The alternative to disconnecting everything is to design your ham
station to tolerate lightning events.
There was a very good 3 part series in QST for June, July and August of
2002 that dealt with the design of a station for lightning protection.
Those articles are available at
http://www.arrl.org/lightning-protection. I highly recommend it.
Some of the "ground rules" given in the article:
All towers and masts grounded with buried radial wires and ground rods
to spread the impact of a strike over a large area of the earth.
Perimeter ground wires around any building with a driven ground rod at
each place the wire changes direction. (lightning likes to travel in a
straight line).
Bring all services into the ham shack through a common grounded copper
panel fitted with suppression devices - that includes feedlines, power,
CAT5 cables, phone cables, and everything else.

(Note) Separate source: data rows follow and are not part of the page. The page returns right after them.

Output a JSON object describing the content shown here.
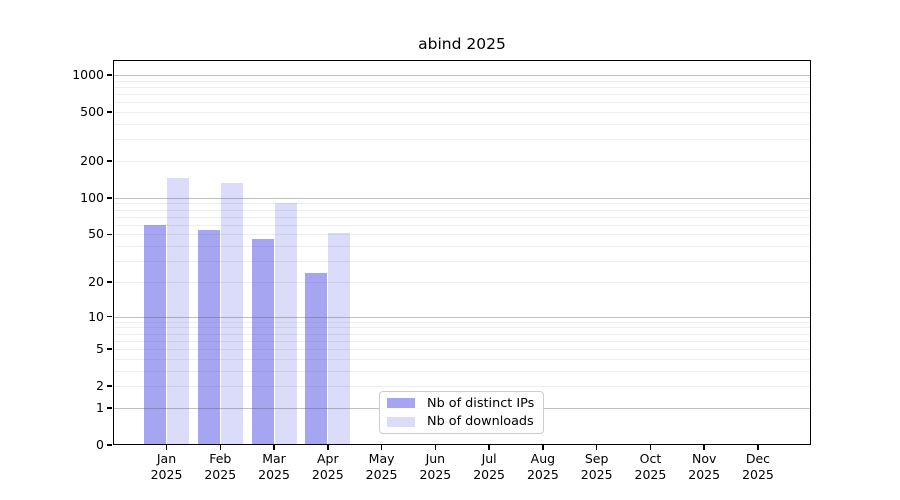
{
  "chart_data": {
    "type": "bar",
    "title": "abind 2025",
    "scale": "log1p",
    "ylim": [
      0,
      1000
    ],
    "y_ticks": [
      1000,
      500,
      200,
      100,
      50,
      20,
      10,
      5,
      2,
      1,
      0
    ],
    "y_minor_gridlines": [
      2,
      3,
      4,
      5,
      6,
      7,
      8,
      9,
      20,
      30,
      40,
      50,
      60,
      70,
      80,
      90,
      200,
      300,
      400,
      500,
      600,
      700,
      800,
      900
    ],
    "y_major_gridlines": [
      1,
      10,
      100,
      1000
    ],
    "grid": "horizontal",
    "legend_position": "lower center inside plot",
    "categories": [
      "Jan",
      "Feb",
      "Mar",
      "Apr",
      "May",
      "Jun",
      "Jul",
      "Aug",
      "Sep",
      "Oct",
      "Nov",
      "Dec"
    ],
    "x_year": "2025",
    "series": [
      {
        "name": "Nb of distinct IPs",
        "color": "#a5a5f2",
        "values": [
          60,
          54,
          46,
          24,
          null,
          null,
          null,
          null,
          null,
          null,
          null,
          null
        ]
      },
      {
        "name": "Nb of downloads",
        "color": "#dbdbfa",
        "values": [
          145,
          132,
          90,
          51,
          null,
          null,
          null,
          null,
          null,
          null,
          null,
          null
        ]
      }
    ]
  },
  "colors": {
    "background": "#ffffff",
    "axis": "#000000",
    "major_grid": "#b4b4b4",
    "minor_grid": "#e8e8e8",
    "legend_border": "#cccccc",
    "text": "#000000"
  }
}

Keep any equipment or devices that are not powered/connected through the
above panel out of reach of the operating position.

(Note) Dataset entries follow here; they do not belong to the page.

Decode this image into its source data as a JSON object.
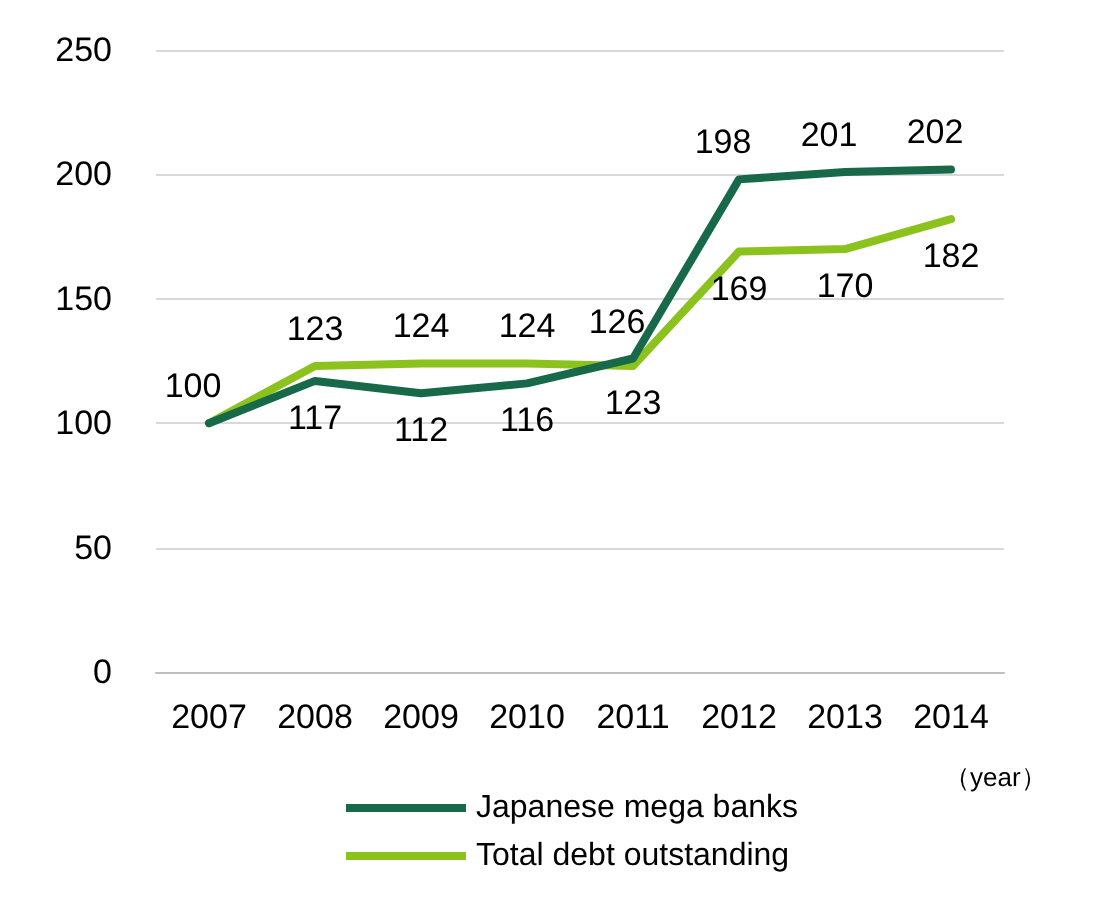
{
  "chart_data": {
    "type": "line",
    "xlabel": "（year）",
    "categories": [
      "2007",
      "2008",
      "2009",
      "2010",
      "2011",
      "2012",
      "2013",
      "2014"
    ],
    "series": [
      {
        "name": "Japanese mega banks",
        "color": "#17694a",
        "values": [
          100,
          117,
          112,
          116,
          126,
          198,
          201,
          202
        ],
        "value_labels": [
          "100",
          "117",
          "112",
          "116",
          "126",
          "198",
          "201",
          "202"
        ]
      },
      {
        "name": "Total debt outstanding",
        "color": "#8cc21e",
        "values": [
          100,
          123,
          124,
          124,
          123,
          169,
          170,
          182
        ],
        "value_labels": [
          null,
          "123",
          "124",
          "124",
          "123",
          "169",
          "170",
          "182"
        ]
      }
    ],
    "ylim": [
      0,
      250
    ],
    "yticks": [
      0,
      50,
      100,
      150,
      200,
      250
    ],
    "grid": "y",
    "legend": "bottom",
    "marker": "none",
    "line_style": "solid"
  }
}
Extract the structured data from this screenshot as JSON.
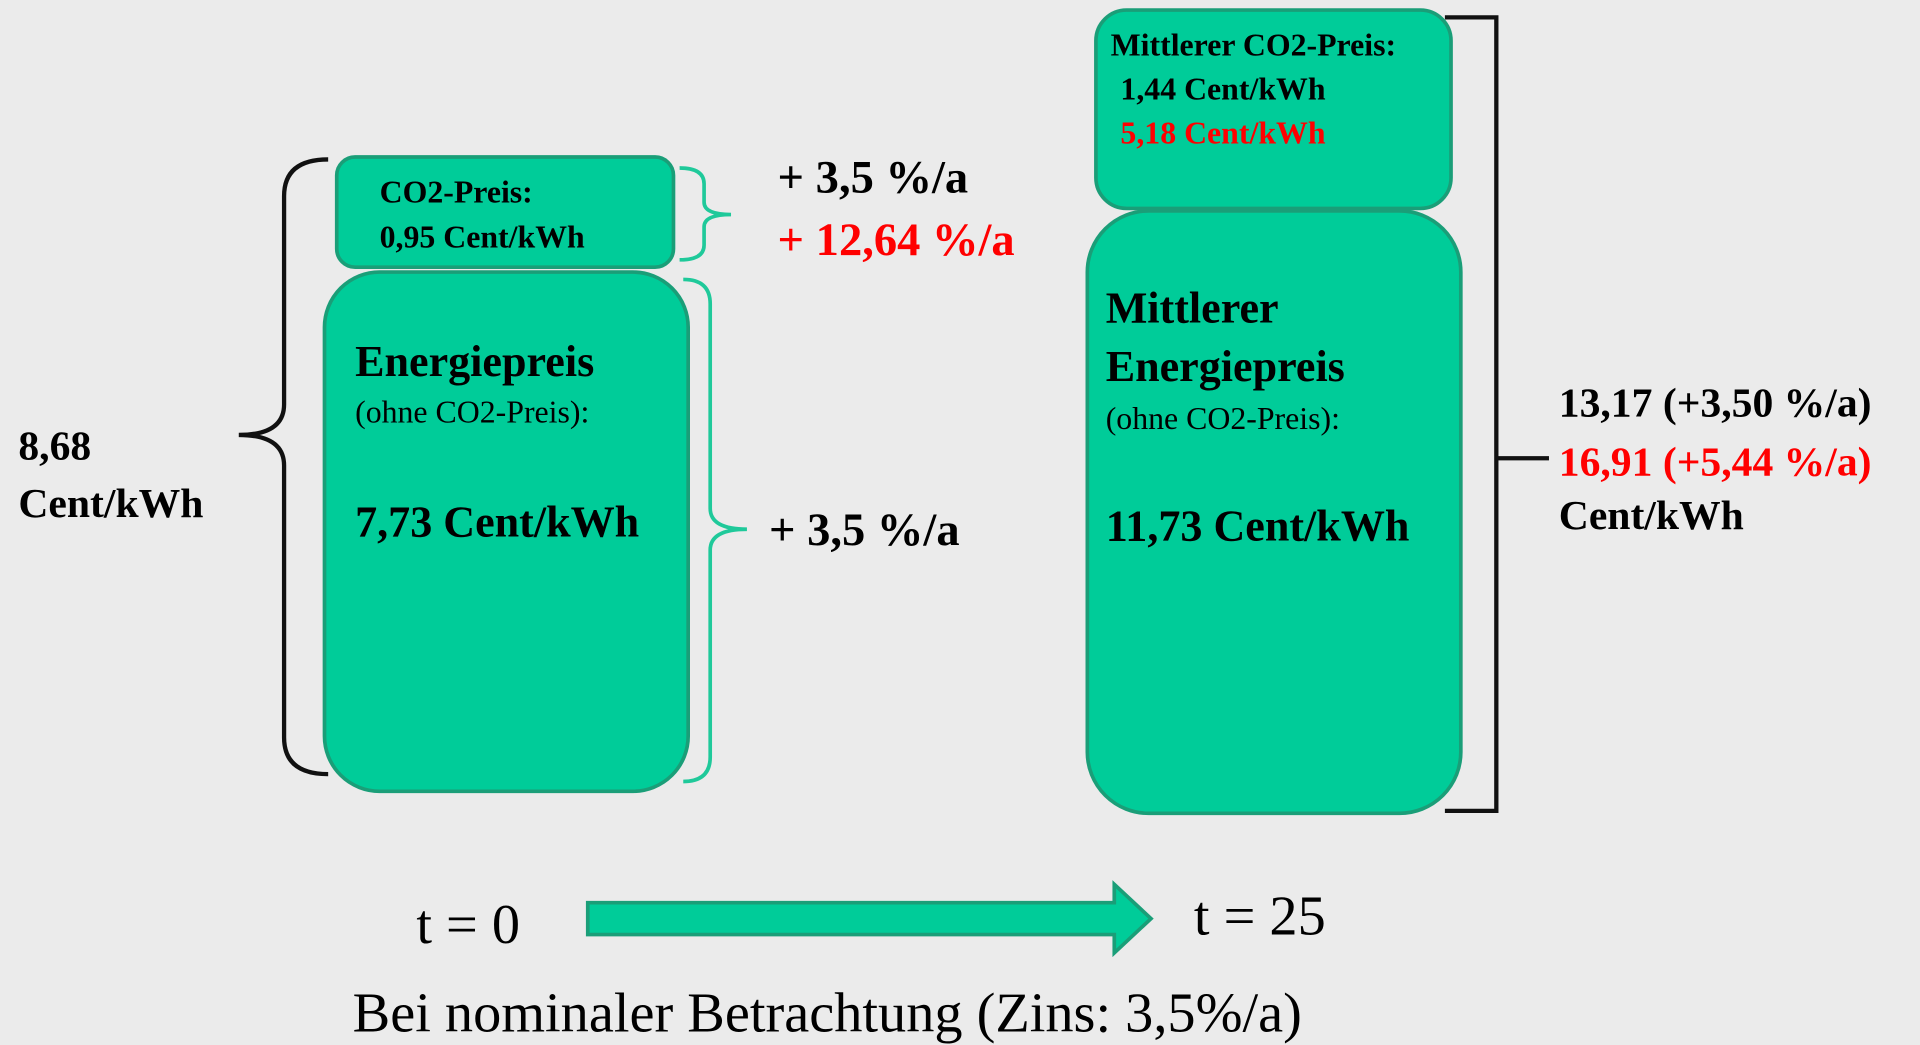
{
  "left": {
    "total_value": "8,68",
    "total_unit": "Cent/kWh",
    "co2_box": {
      "line1": "CO2-Preis:",
      "line2": "0,95 Cent/kWh"
    },
    "energy_box": {
      "title": "Energiepreis",
      "note": "(ohne CO2-Preis):",
      "value": "7,73 Cent/kWh"
    },
    "co2_growth": {
      "black": "+ 3,5 %/a",
      "red": "+ 12,64 %/a"
    },
    "energy_growth": "+ 3,5 %/a"
  },
  "right": {
    "co2_box": {
      "line1": "Mittlerer CO2-Preis:",
      "line2": "1,44 Cent/kWh",
      "line3": "5,18 Cent/kWh"
    },
    "energy_box": {
      "title1": "Mittlerer",
      "title2": "Energiepreis",
      "note": "(ohne CO2-Preis):",
      "value": "11,73 Cent/kWh"
    },
    "total": {
      "black": "13,17 (+3,50 %/a)",
      "red": "16,91 (+5,44 %/a)",
      "unit": "Cent/kWh"
    }
  },
  "timeline": {
    "start": "t = 0",
    "end": "t = 25"
  },
  "footer": "Bei nominaler Betrachtung (Zins: 3,5%/a)"
}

There is no guarantee that the above steps will eliminate failures due
to lightning, but it will go a long way toward achieving that goal. The
real goal is to keep *everything* in the shack at the same potential
during a lightning event.
I have attempted to use those guidelines in the construction of my shack
and antenna field. All my feedlines are automatically grounded when the
station is turned off, and I do not attempt to operate when there is
lightning nearby - and I get stay out of the shack during storms.

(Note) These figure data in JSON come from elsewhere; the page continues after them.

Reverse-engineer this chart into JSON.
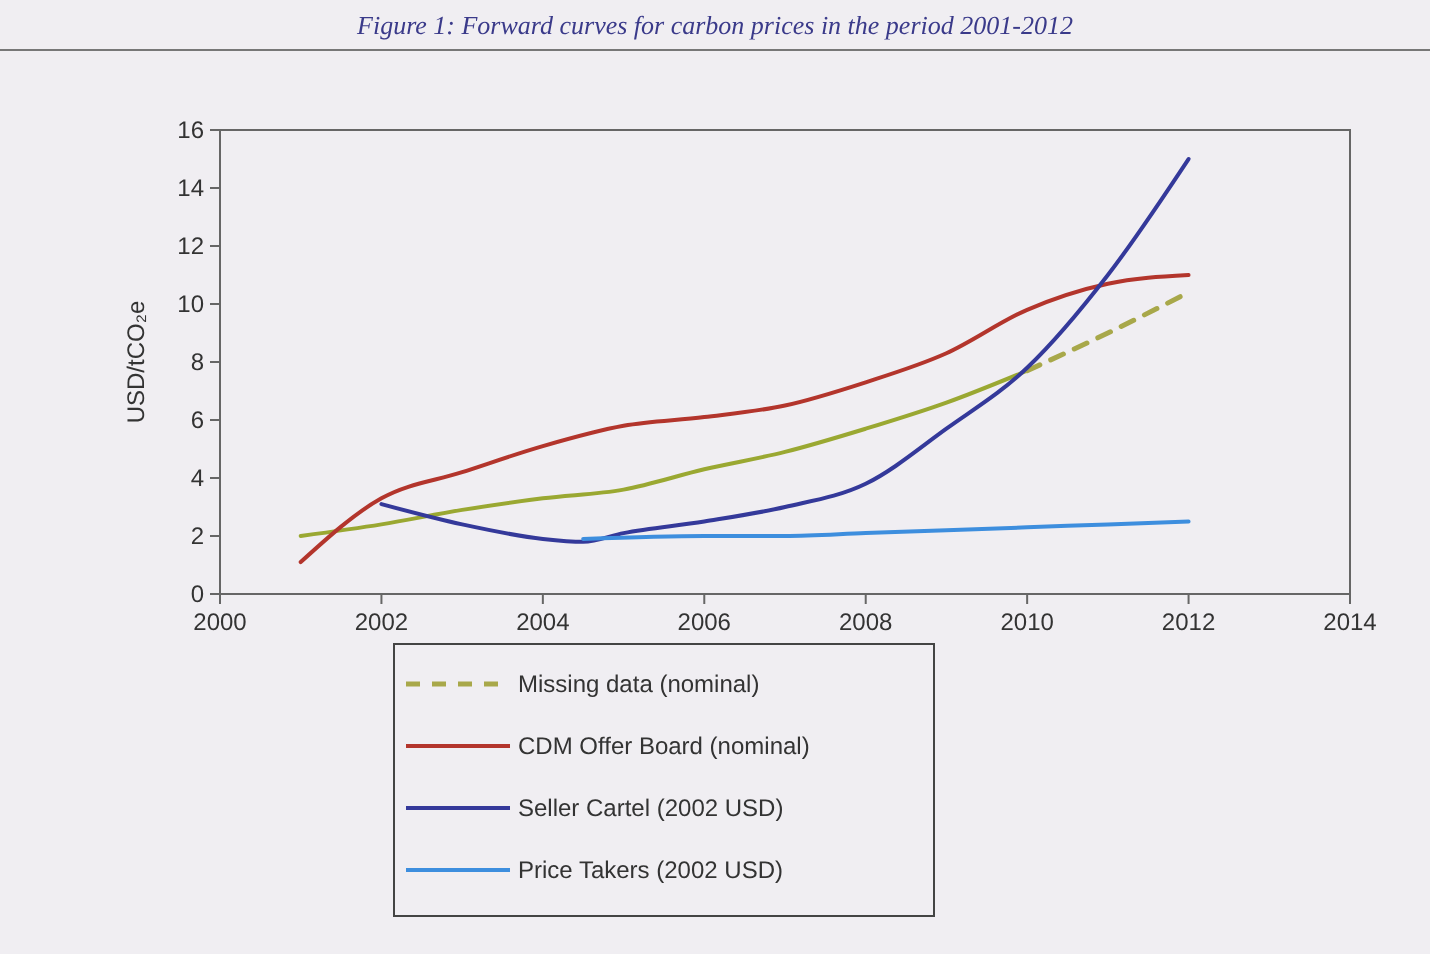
{
  "chart_data": {
    "type": "line",
    "title": "Figure 1: Forward curves for carbon prices in the period 2001-2012",
    "ylabel": "USD/tCO₂e",
    "xlim": [
      2000,
      2014
    ],
    "xticks": [
      2000,
      2002,
      2004,
      2006,
      2008,
      2010,
      2012,
      2014
    ],
    "ylim": [
      0,
      16
    ],
    "yticks": [
      0,
      2,
      4,
      6,
      8,
      10,
      12,
      14,
      16
    ],
    "grid": false,
    "legend": "bottom",
    "marker": "none",
    "series": [
      {
        "color": "#9aa832",
        "x": [
          2001,
          2002,
          2003,
          2004,
          2005,
          2006,
          2007,
          2008,
          2009,
          2010
        ],
        "values": [
          2,
          2.4,
          2.9,
          3.3,
          3.6,
          4.3,
          4.9,
          5.7,
          6.6,
          7.7
        ]
      },
      {
        "name": "Missing data (nominal)",
        "color": "#a8a84a",
        "line_style": "dashed",
        "x": [
          2010,
          2011,
          2012
        ],
        "values": [
          7.7,
          9,
          10.4
        ]
      },
      {
        "name": "CDM Offer Board (nominal)",
        "color": "#b3352c",
        "x": [
          2001,
          2002,
          2003,
          2004,
          2005,
          2006,
          2007,
          2008,
          2009,
          2010,
          2011,
          2012
        ],
        "values": [
          1.1,
          3.3,
          4.2,
          5.1,
          5.8,
          6.1,
          6.5,
          7.3,
          8.3,
          9.8,
          10.7,
          11
        ]
      },
      {
        "name": "Seller Cartel (2002 USD)",
        "color": "#34399a",
        "x": [
          2002,
          2003,
          2004,
          2004.5,
          2005,
          2006,
          2007,
          2008,
          2009,
          2010,
          2011,
          2012
        ],
        "values": [
          3.1,
          2.4,
          1.9,
          1.8,
          2.1,
          2.5,
          3,
          3.8,
          5.7,
          7.8,
          11,
          15
        ]
      },
      {
        "name": "Price Takers (2002 USD)",
        "color": "#3d8ede",
        "x": [
          2004.5,
          2006,
          2007,
          2008,
          2009,
          2010,
          2011,
          2012
        ],
        "values": [
          1.9,
          2,
          2,
          2.1,
          2.2,
          2.3,
          2.4,
          2.5
        ]
      }
    ]
  }
}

We had a lightning event here last year that took out the Ethernet
router, several switches, 3 computers and 2 network attached printers.
None of the ham gear was damaged.
73,
Don W3FPR
On 7/15/2014 7:12 AM, Brian Alsop wrote:
This sounds like good advice. However, every connector socket on my
K3 is populated, ditto the computer, ditto the KPA500, ditto the KAT500.
Pulling all wires when there is a potential storm threat is totally
impractical. Even if I did, I'm sure some of the connectors would
simply not last.
I suspect others have similar situations.
73 de Brian/K3KO
n 7/15/2014 10:58, Bill Blomgren (kk4qdz) via Elecraft wrote:
And another warning: Nearby (like next door) lightning will be
picked up by ANY long wires which end up acting as antennas.